I will look for connections with other areas of mathematics and computer science. We can also think of this as a halting problem: Given a state, will we come to it again (and so it halts) or will we never come to it again (and so it never halts)? We can think in terms of combinatorial involutions, where some states are fixed points and other states are paired up with those of opposite sign and cancel away. Reversing the automaton is perhaps the solving of systems of linked equations. We can think in terms of the transients, attractors and periodic states of chaos theory.
I expect that after exhaustively studying the two-color, three-cell automata in this way, I will uncover a way to classify automata in terms of how explicit we can make its global purpose, its attractors and transients, its invariants, its gradation of transients, as described above. This will advance our qualitative understanding of particular automata and general classes.
The Sierpinski gasket is an additive cellular automaton (mod 2) and so Section 4 of Stephen Wolfram's paper "Algebraic Properties of Cellular Automata" applies.
Table with all of the rules
Note that we took the square on the left, but we could have constructed a different table by looking at the square on the right.
Rule 105 can be thought of as adding (mod 2) the values of all the cells plus 1.
Rule 105's state transition diagram consists of long and short cycles and also trees that promptly collapse into loops. Lyndon words of length 3, 6 and 12 collapse into the trees. Lyndon words of length 9 do admit of a cycle which consists of one-fourth of such words, the other three-fourths being transients into this cycle.

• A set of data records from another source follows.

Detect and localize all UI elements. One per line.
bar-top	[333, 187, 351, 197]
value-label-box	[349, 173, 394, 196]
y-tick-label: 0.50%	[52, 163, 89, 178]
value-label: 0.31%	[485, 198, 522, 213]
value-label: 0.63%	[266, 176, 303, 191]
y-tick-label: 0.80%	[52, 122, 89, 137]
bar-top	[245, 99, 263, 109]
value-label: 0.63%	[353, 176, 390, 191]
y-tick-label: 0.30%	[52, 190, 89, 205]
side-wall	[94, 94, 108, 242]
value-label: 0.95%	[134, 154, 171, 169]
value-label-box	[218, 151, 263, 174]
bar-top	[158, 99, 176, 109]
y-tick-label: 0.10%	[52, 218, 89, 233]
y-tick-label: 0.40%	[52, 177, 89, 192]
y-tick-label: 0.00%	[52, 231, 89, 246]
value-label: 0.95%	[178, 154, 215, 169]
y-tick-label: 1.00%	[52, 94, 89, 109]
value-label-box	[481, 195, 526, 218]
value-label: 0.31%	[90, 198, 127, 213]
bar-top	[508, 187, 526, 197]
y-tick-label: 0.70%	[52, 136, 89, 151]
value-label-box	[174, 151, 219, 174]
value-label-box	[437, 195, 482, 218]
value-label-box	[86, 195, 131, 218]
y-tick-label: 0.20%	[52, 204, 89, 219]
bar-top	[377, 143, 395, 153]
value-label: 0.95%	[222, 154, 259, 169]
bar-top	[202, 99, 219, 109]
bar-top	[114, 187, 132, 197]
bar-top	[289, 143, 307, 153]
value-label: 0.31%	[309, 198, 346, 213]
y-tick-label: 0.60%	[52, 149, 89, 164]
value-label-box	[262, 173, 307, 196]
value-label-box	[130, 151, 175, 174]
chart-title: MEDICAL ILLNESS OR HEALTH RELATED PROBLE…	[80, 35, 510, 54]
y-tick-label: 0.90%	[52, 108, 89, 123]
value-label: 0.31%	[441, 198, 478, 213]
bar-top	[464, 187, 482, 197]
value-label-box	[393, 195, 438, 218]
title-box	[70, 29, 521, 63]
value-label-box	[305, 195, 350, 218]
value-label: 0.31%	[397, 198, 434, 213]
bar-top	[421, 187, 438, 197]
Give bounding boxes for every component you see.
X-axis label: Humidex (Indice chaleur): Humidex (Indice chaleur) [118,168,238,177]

Rule 101' s state transition diagram has long transients and long cycles but few branchings.
Rule 110' s state transition diagram has long transients and also many brachings.

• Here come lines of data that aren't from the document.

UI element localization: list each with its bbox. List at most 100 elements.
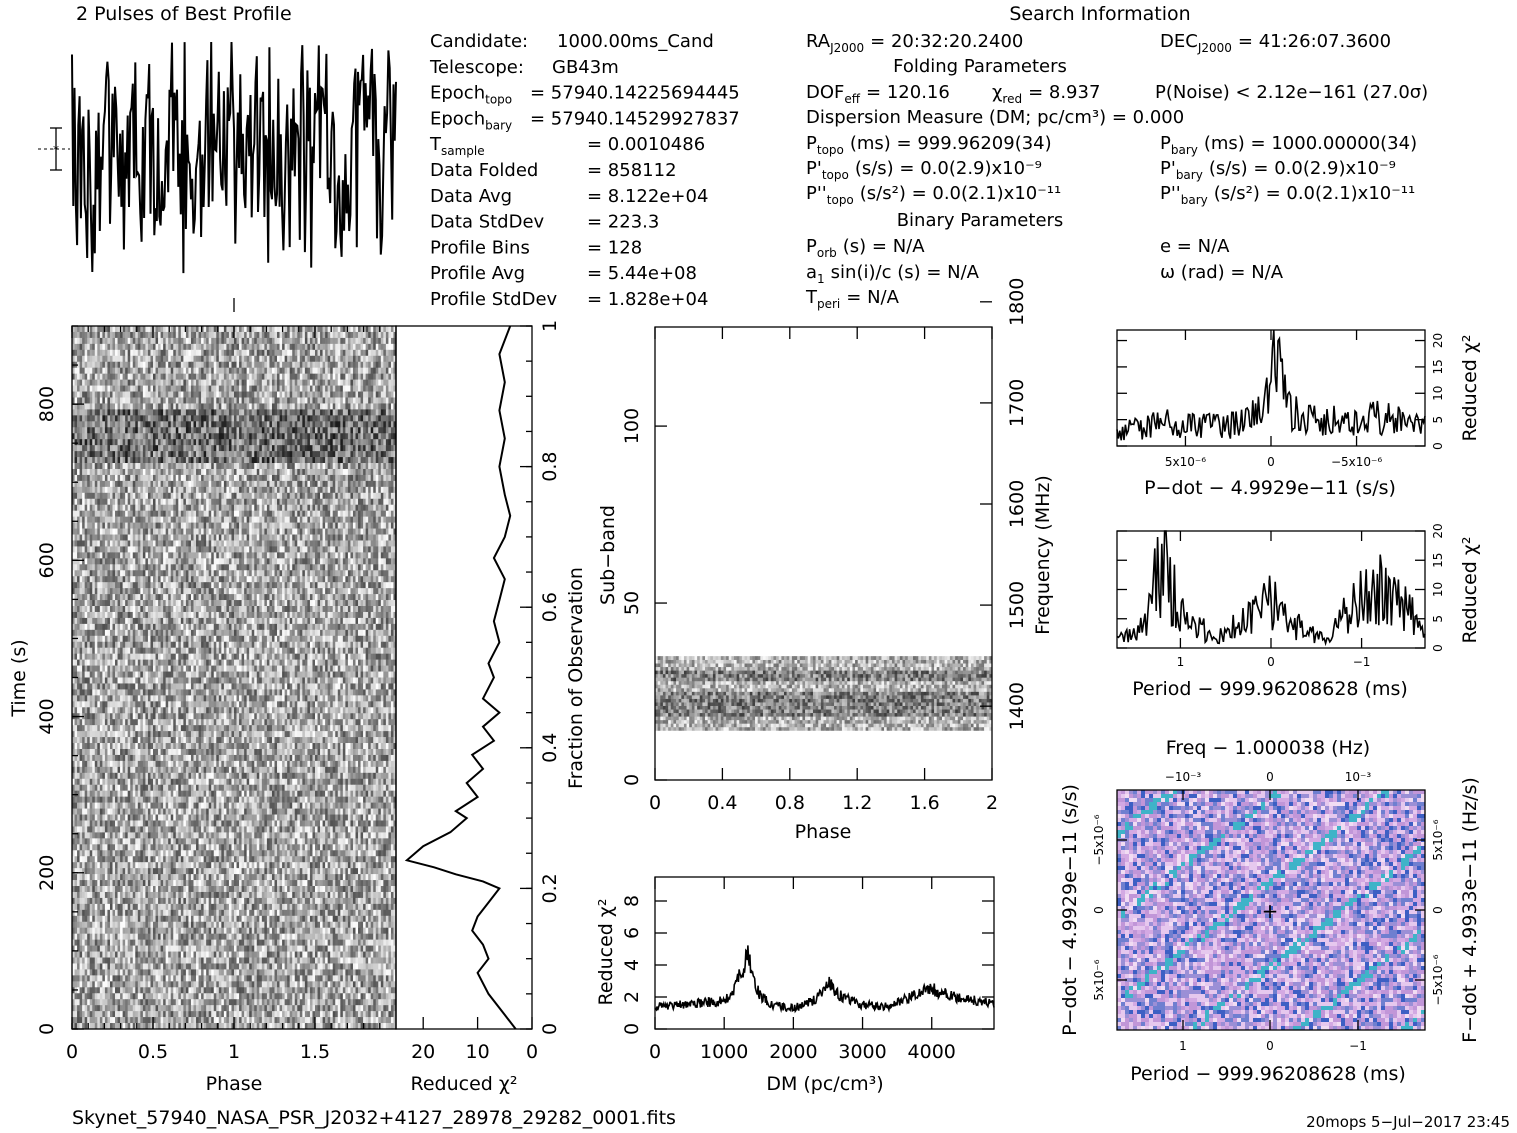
frequency-ytick: 1500	[1006, 581, 1028, 629]
omega-line: ω (rad) = N/A	[1160, 262, 1284, 283]
dm-xtick: 2000	[769, 1041, 817, 1063]
period-ytick: 10	[1431, 582, 1445, 597]
pdot-ytick: 0	[1431, 442, 1445, 450]
best-fit-marker: +	[1262, 899, 1279, 923]
frequency-ylabel: Frequency (MHz)	[1032, 475, 1054, 635]
dm-line	[654, 945, 995, 1014]
pdot-ytick: 10	[1431, 386, 1445, 401]
dm-value-line: Dispersion Measure (DM; pc/cm³) = 0.000	[806, 107, 1184, 128]
subband-ticks: 0 0.4 0.8 1.2 1.6 2 0 50 100 1400 1500 1600 1700 1800	[621, 278, 1028, 814]
ra-line: RAJ2000 = 20:32:20.2400	[806, 31, 1023, 55]
frequency-ytick: 1800	[1006, 278, 1028, 326]
chi2-time-ytick: 0.6	[539, 592, 561, 622]
p-pdot-plane-ytick: 5x10⁻⁶	[1092, 959, 1106, 1000]
subband-ytick: 0	[621, 774, 643, 786]
period-ylabel: Reduced χ²	[1459, 537, 1481, 644]
p-pdot-plane-y2tick: −5x10⁻⁶	[1431, 954, 1445, 1005]
period-ytick: 0	[1431, 644, 1445, 652]
info-left-value: = 57940.14225694445	[530, 83, 740, 104]
time-phase-ytick: 200	[36, 855, 58, 891]
info-left-value: = 0.0010486	[587, 134, 705, 155]
info-left-label: Profile Avg	[430, 263, 525, 284]
subband-xtick: 1.2	[842, 792, 872, 814]
info-left-label: Data Avg	[430, 186, 512, 207]
p-pdot-plane-ticks: 1 0 −1 −10⁻³ 0 10⁻³ −5x10⁻⁶ 0 5x10⁻⁶ 5x10⁻⁶ 0 −5x10…	[1092, 770, 1445, 1053]
dm-xtick: 4000	[908, 1041, 956, 1063]
subband-ytick: 100	[621, 408, 643, 444]
time-phase-xlabel: Phase	[206, 1073, 263, 1095]
pdot-line	[1116, 329, 1426, 441]
time-phase-xtick: 1	[228, 1041, 240, 1063]
p-pdot-plane-heatmap	[1117, 790, 1425, 1030]
profile-errorbar: *	[38, 127, 70, 171]
dm-ytick: 4	[621, 959, 643, 971]
frequency-ytick: 1400	[1006, 682, 1028, 730]
chi2-time-xtick: 0	[526, 1041, 538, 1063]
subband-xlabel: Phase	[795, 821, 852, 843]
time-phase-ytick: 400	[36, 698, 58, 734]
time-phase-ytick: 600	[36, 542, 58, 578]
info-left-block: Candidate: 1000.00ms_Cand Telescope: GB43m E…	[429, 31, 740, 310]
time-phase-plot: 0 0.5 1 1.5 0 200 400 600 800 Phase Time (s)	[8, 298, 397, 1095]
pdot-ytick: 15	[1431, 359, 1445, 374]
pdot-bary-line: P'bary (s/s) = 0.0(2.9)x10⁻⁹	[1160, 158, 1396, 182]
info-left-label: Data StdDev	[430, 212, 545, 233]
footer-stamp: 20mops 5−Jul−2017 23:45	[1306, 1113, 1510, 1131]
time-phase-xtick: 1.5	[300, 1041, 330, 1063]
chi2-time-xtick: 20	[411, 1041, 435, 1063]
subband-ytick: 50	[621, 591, 643, 615]
dm-xlabel: DM (pc/cm³)	[766, 1073, 883, 1095]
chi2-time-xlabel: Reduced χ²	[411, 1073, 518, 1095]
time-phase-ticks: 0 0.5 1 1.5 0 200 400 600 800	[36, 298, 381, 1063]
period-ytick: 5	[1431, 615, 1445, 623]
info-left-label: Tsample	[429, 134, 485, 158]
dm-ytick: 2	[621, 991, 643, 1003]
frequency-ytick: 1700	[1006, 379, 1028, 427]
info-left-label: Epochtopo	[430, 83, 512, 107]
tperi-line: Tperi = N/A	[805, 287, 900, 311]
pdot-ytick: 20	[1431, 333, 1445, 348]
dm-ytick: 0	[621, 1023, 643, 1035]
period-line	[1116, 530, 1426, 647]
dm-ytick: 8	[621, 895, 643, 907]
dec-line: DECJ2000 = 41:26:07.3600	[1160, 31, 1391, 55]
time-phase-xtick: 0.5	[138, 1041, 168, 1063]
subband-xtick: 0.8	[775, 792, 805, 814]
pdot-xtick: 0	[1267, 455, 1275, 469]
chi2-time-plot: 20 10 00 0.2 0.4 0.6 0.8 1 Reduced χ² Fraction …	[395, 320, 587, 1095]
svg-text:*: *	[53, 143, 59, 157]
porb-line: Porb (s) = N/A	[806, 236, 925, 260]
dm-xtick: 0	[649, 1041, 661, 1063]
ecc-line: e = N/A	[1160, 236, 1230, 257]
p-pdot-plane-xlabel: Period − 999.96208628 (ms)	[1130, 1063, 1406, 1085]
p-pdot-plane-x2tick: −10⁻³	[1165, 770, 1202, 784]
info-left-value: = 5.44e+08	[587, 263, 697, 284]
info-left-label: Profile StdDev	[430, 289, 558, 310]
pdot-xtick: −5x10⁻⁶	[1331, 455, 1382, 469]
p-pdot-plane-y2label: F−dot + 4.9933e−11 (Hz/s)	[1459, 777, 1481, 1043]
pddot-bary-line: P''bary (s/s²) = 0.0(2.1)x10⁻¹¹	[1160, 183, 1415, 207]
period-ytick: 20	[1431, 523, 1445, 538]
info-middle-block: RAJ2000 = 20:32:20.2400 DOFeff = 120.16 χred…	[805, 31, 1428, 311]
info-left-label: Epochbary	[430, 108, 512, 132]
pdot-topo-line: P'topo (s/s) = 0.0(2.9)x10⁻⁹	[806, 158, 1042, 182]
chi2-time-ticks: 20 10 00 0.2 0.4 0.6 0.8 1	[411, 320, 561, 1063]
p-pdot-plane-x2tick: 0	[1266, 770, 1274, 784]
chi2-time-ytick: 0.4	[539, 733, 561, 763]
p-pdot-plane-x2label: Freq − 1.000038 (Hz)	[1166, 737, 1370, 759]
info-left-label: Telescope:	[429, 57, 524, 78]
pulse-profile-line	[71, 41, 397, 274]
subband-xtick: 2	[986, 792, 998, 814]
info-left-label: Candidate:	[430, 31, 528, 52]
time-phase-xtick: 0	[66, 1041, 78, 1063]
footer-filename: Skynet_57940_NASA_PSR_J2032+4127_28978_2…	[72, 1107, 676, 1129]
dm-ytick: 6	[621, 927, 643, 939]
dm-ylabel: Reduced χ²	[595, 899, 617, 1006]
p-pdot-plane-ytick: −5x10⁻⁶	[1092, 814, 1106, 865]
folding-title: Folding Parameters	[893, 56, 1067, 77]
subband-heatmap	[655, 656, 992, 731]
info-left-value: = 223.3	[587, 212, 659, 233]
p-pdot-plane-plot: + 1 0 −1 −10⁻³ 0 10⁻³ −5x10⁻⁶ 0 5x10⁻⁶ 5x10⁻⁶ 0 −5x…	[1059, 737, 1481, 1085]
p-pdot-plane-x2tick: 10⁻³	[1345, 770, 1372, 784]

Within six months I will deliver for each of the 256 two-color, three-cell cellular automata the following answers:
I will summarize my results with a set of rules that definitively classify each of the 256 automata and relate them to Stephen Wolfram's classification system.
I will describe a general method for providing the answers and the classification.

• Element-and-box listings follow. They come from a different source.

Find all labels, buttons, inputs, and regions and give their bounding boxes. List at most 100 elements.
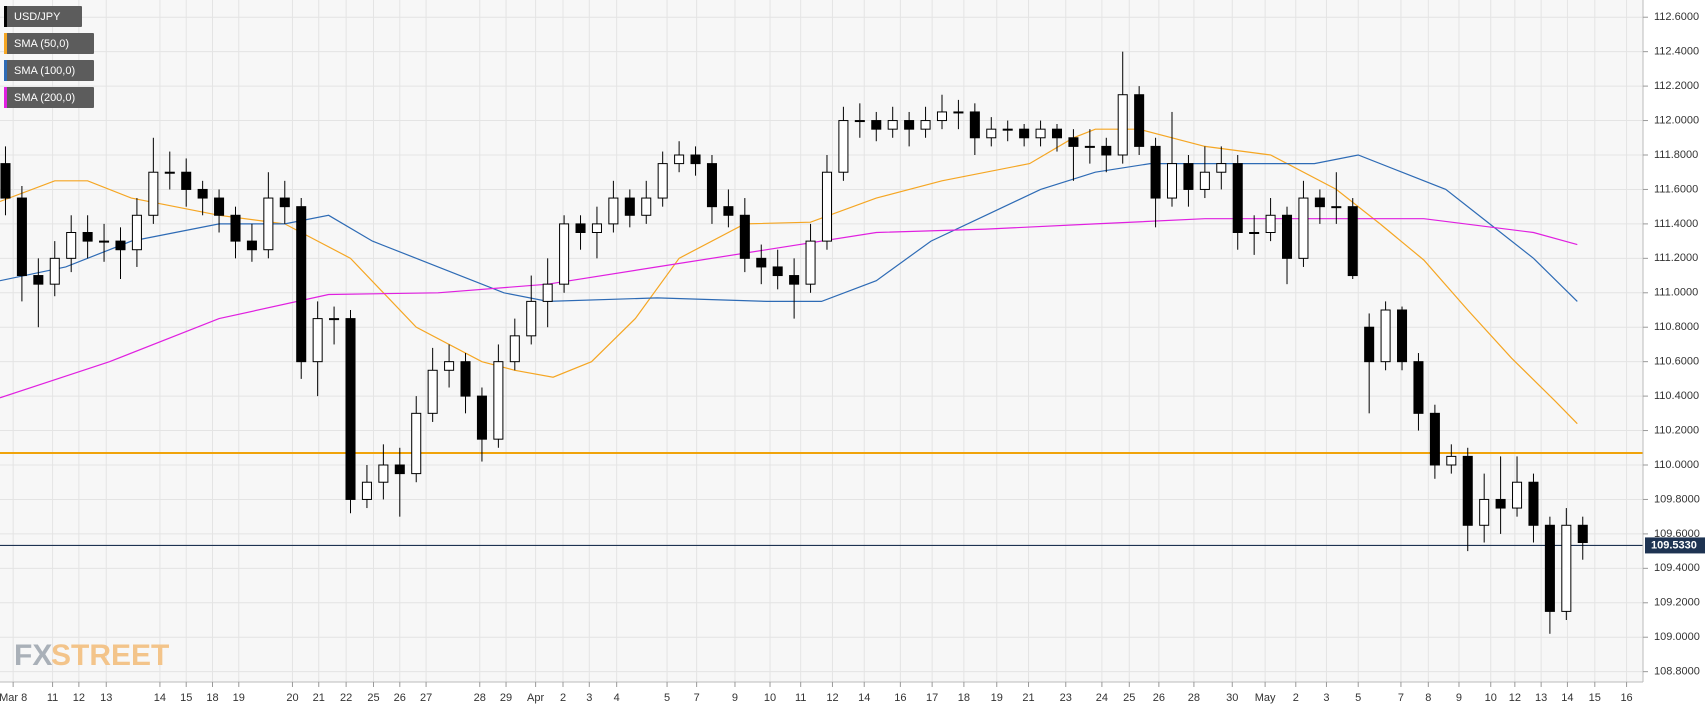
y-tick-label: 111.6000 — [1654, 183, 1698, 195]
x-tick-label: 3 — [1323, 692, 1329, 704]
candle-body — [115, 240, 126, 251]
legend-box — [4, 6, 82, 27]
candle-body — [1561, 524, 1572, 612]
x-tick-label: 18 — [958, 692, 970, 704]
y-tick-label: 112.0000 — [1654, 114, 1699, 126]
x-tick-label: 18 — [206, 692, 218, 704]
current-price-label: 109.5330 — [1651, 539, 1697, 551]
candle-body — [460, 361, 471, 397]
candle-body — [772, 266, 783, 277]
y-tick-label: 110.0000 — [1654, 459, 1699, 471]
candle-body — [641, 197, 652, 216]
y-tick-label: 109.4000 — [1654, 562, 1700, 574]
y-tick-label: 111.4000 — [1654, 218, 1698, 230]
x-tick-label: 9 — [732, 692, 738, 704]
x-tick-label: 14 — [858, 692, 870, 704]
candle-body — [723, 206, 734, 216]
candle-body — [411, 412, 422, 475]
y-tick-label: 108.8000 — [1654, 666, 1700, 678]
legend: USD/JPY SMA (50,0) SMA (100,0) SMA (200,0) — [4, 6, 94, 108]
x-tick-label: 30 — [1226, 692, 1238, 704]
x-tick-label: 26 — [1153, 692, 1165, 704]
candle-body — [1347, 206, 1358, 277]
candle-body — [1084, 145, 1095, 148]
legend-swatch — [4, 87, 7, 108]
x-tick-label: 2 — [1293, 692, 1299, 704]
candle-body — [1265, 214, 1276, 233]
candle-body — [1134, 94, 1145, 147]
x-tick-label: 7 — [694, 692, 700, 704]
x-tick-label: 22 — [340, 692, 352, 704]
x-tick-label: 17 — [926, 692, 938, 704]
candle-body — [969, 111, 980, 139]
sma-line — [0, 154, 1578, 303]
candle-body — [1298, 197, 1309, 259]
x-tick-label: 4 — [614, 692, 620, 704]
y-tick-label: 112.6000 — [1654, 11, 1699, 23]
candle-body — [986, 128, 997, 139]
x-tick-label: May — [1255, 692, 1276, 704]
x-tick-label: 27 — [420, 692, 432, 704]
watermark-street: STREET — [51, 639, 169, 672]
candle-body — [296, 206, 307, 363]
legend-label: SMA (50,0) — [14, 38, 69, 50]
x-tick-label: 28 — [474, 692, 486, 704]
x-tick-label: 20 — [286, 692, 298, 704]
candle-body — [756, 257, 767, 268]
candle-body — [230, 214, 241, 242]
y-tick-label: 112.4000 — [1654, 46, 1699, 58]
legend-swatch — [4, 60, 7, 81]
y-tick-label: 110.2000 — [1654, 424, 1699, 436]
x-tick-label: 7 — [1398, 692, 1404, 704]
candle-body — [394, 464, 405, 475]
candle-body — [1331, 206, 1342, 209]
candle-body — [871, 120, 882, 130]
candle-body — [1528, 481, 1539, 526]
legend-box — [4, 87, 94, 108]
x-tick-label: 11 — [47, 692, 58, 704]
candle-body — [805, 240, 816, 285]
candle-body — [361, 481, 372, 500]
x-tick-label: 28 — [1188, 692, 1200, 704]
watermark: FX STREET — [14, 639, 169, 672]
candle-body — [16, 197, 27, 277]
candle-body — [1314, 197, 1325, 208]
x-tick-label: 5 — [1355, 692, 1361, 704]
x-tick-label: 2 — [560, 692, 566, 704]
candle-body — [920, 120, 931, 130]
y-tick-label: 111.2000 — [1654, 252, 1698, 264]
candle-body — [1101, 145, 1112, 156]
x-tick-label: 14 — [1561, 692, 1573, 704]
candle-body — [1512, 481, 1523, 509]
candle-body — [0, 163, 11, 199]
candle-body — [838, 120, 849, 173]
x-tick-label: 11 — [795, 692, 806, 704]
candle-body — [1429, 412, 1440, 466]
candle-body — [904, 120, 915, 130]
candle-body — [575, 223, 586, 233]
x-tick-label: 15 — [1589, 692, 1601, 704]
grid — [0, 0, 1643, 682]
x-tick-label: 24 — [1096, 692, 1108, 704]
x-tick-label: 13 — [1535, 692, 1547, 704]
legend-swatch — [4, 6, 7, 27]
y-tick-label: 109.8000 — [1654, 493, 1700, 505]
legend-item: SMA (200,0) — [4, 87, 94, 108]
candle-body — [1364, 326, 1375, 363]
candle-body — [164, 171, 175, 174]
candle-body — [427, 369, 438, 414]
candle-body — [197, 188, 208, 199]
candle-body — [887, 120, 898, 130]
legend-item: SMA (100,0) — [4, 60, 94, 81]
x-tick-label: 25 — [1123, 692, 1135, 704]
candle-body — [1232, 163, 1243, 233]
y-tick-label: 109.0000 — [1654, 631, 1700, 643]
candle-body — [624, 197, 635, 216]
legend-label: SMA (100,0) — [14, 65, 75, 77]
candle-body — [706, 163, 717, 208]
candle-body — [542, 283, 553, 302]
x-tick-label: 15 — [180, 692, 192, 704]
x-tick-label: 21 — [1022, 692, 1034, 704]
candle-body — [33, 275, 44, 285]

I will make the functions, filters and tools available as Mathematica packages and demonstrations.
I will engage the public in related discussion at the New Kind of Science forum and Minciu Sodas online venues, including the extension of automata in terms of adding cells and colors, and the implications of entropy reversal as observed in Stephen Wolfram's paper "Algebraic Properties of Cellular Automata".
All of my work will be in the Public Domain.
The work outlined is straightforward but creative and may yield thought provoking results. It is central to the understanding of cellular automata and builds on Stephen Wolfram's fundamental work. I believe the work that I propose would make for an interesting Ph.D. thesis and may lead to many new research questions.
In 1993, I received a Ph.D. in mathematics from the University of California at San Diego. My thesis was in algebraic combinatorics, "Symmetric Functions of the Eigenvalues of a Matrix". It reflects the rigor which I can apply to analyzing the cellular automata. I also attended six graduate courses in automata theory, Turing machines and recursively enumerable functions. My goal is "to know everything and apply that knowledge usefully" which I approach by studying the limits of what we can conceive. I lead the Minciu Sodas laboratory and as I do this work I can engage the public and build a team for future projects. I wish to prepare other proposals to organize social networkers to support "mathematical thinking" using Mathematica, A New Kind of Science, and all manner of tools for mathematical exploration.